Anche se non mancano segnali di risveglio dall’incubo green – una moderazione nella legislazione Ue che sembra però un ripiegare tattico in vista delle elezioni di giugno – in Europa siamo ancora lontani da misure simili. Nonostante l’industria europea in settori come automotive e fotovoltaico abbia ormai fiutato la minaccia e sia ormai entrata in modalità panico, Bruxelles non intende procedere con dazi e barriere. Perché? Perché l’industria tedesca è sì spaventata dall’invasione dei prodotti “green” cinesi, ma lo è anche delle possibili rappresaglie di Pechino.

Il che ci conferma che siamo già caduti nella dipendenza dalla Cina come siamo caduti nella dipendenza dal gas russo. L’industria tedesca può permettersi – oggi – il derisking di cui tanto si riempiono la bocca i vertici di Bruxelles. È pronta a riportare indietro le produzioni?

A Goldman non piace più l’elettrico

La frenata sulle auto elettriche ormai non è più un mistero. Ricordiamo le profezie di Mr. Toyota (“non arriveranno a dominare il mercato”) e i tagli di Volkswagen, ma ora registriamo la marcia indietro anche di Goldman Sachs, che in un recente rapporto riconosce la crisi delle EV e suggerisce di puntare sull’ibrido: “Il nostro scenario pessimista su un declino su base annua delle vendite di EV nel 2024 è divenuto più realistico”. L’Europa ha mostrato segnali di stagnazione dall’inizio dell’anno a causa di tre fattori, secondo Goldman: i costi, le ambiguità delle politiche governative, la scarsità di infrastrutture di ricarica rapida.

A noi il rapporto di Goldman sembra ancora troppo reticente. I sussidi statali non possono far miracoli, è evidente una certa saturazione: i pochi che potevano permettersi l’auto elettrica, se la sono comprata. Agli altri non basteranno mai gli incentivi ed è qui che sono pronti a invaderci i marchi cinesi: ci conviene? Una moltiplicazione delle stazioni di ricarica rapida sarebbe incompatibile con le capacità della rete.

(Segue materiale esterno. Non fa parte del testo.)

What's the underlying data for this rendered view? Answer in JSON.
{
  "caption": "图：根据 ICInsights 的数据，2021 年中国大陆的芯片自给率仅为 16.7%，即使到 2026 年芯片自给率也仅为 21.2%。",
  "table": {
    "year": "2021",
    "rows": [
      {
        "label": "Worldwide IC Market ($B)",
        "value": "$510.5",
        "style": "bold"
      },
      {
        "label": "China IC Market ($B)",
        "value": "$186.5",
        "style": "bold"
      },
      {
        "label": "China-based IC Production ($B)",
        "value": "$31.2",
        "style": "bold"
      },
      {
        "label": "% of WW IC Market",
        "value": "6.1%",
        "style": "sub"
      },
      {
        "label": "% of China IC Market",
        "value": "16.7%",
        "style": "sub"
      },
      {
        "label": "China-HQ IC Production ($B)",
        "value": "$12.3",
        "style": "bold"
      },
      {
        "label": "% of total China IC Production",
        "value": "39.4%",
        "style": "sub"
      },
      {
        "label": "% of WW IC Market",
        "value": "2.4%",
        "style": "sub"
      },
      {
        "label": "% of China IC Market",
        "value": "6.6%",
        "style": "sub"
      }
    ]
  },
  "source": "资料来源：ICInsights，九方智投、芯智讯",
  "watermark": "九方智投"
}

Se un certo risveglio è in atto, possiamo farci ancora molto male. Il bando delle auto a benzina e diesel è praticamente dietro l’angolo ed è chiaro che l’auto elettrica in Europa o sarà cinese, o non sarà. E un lievissimo sospetto si insinua. Chi pagherà per gli errori strategici commessi dall’industria europea per inseguire le sirene green della politica? I contribuenti, temiamo, come sempre.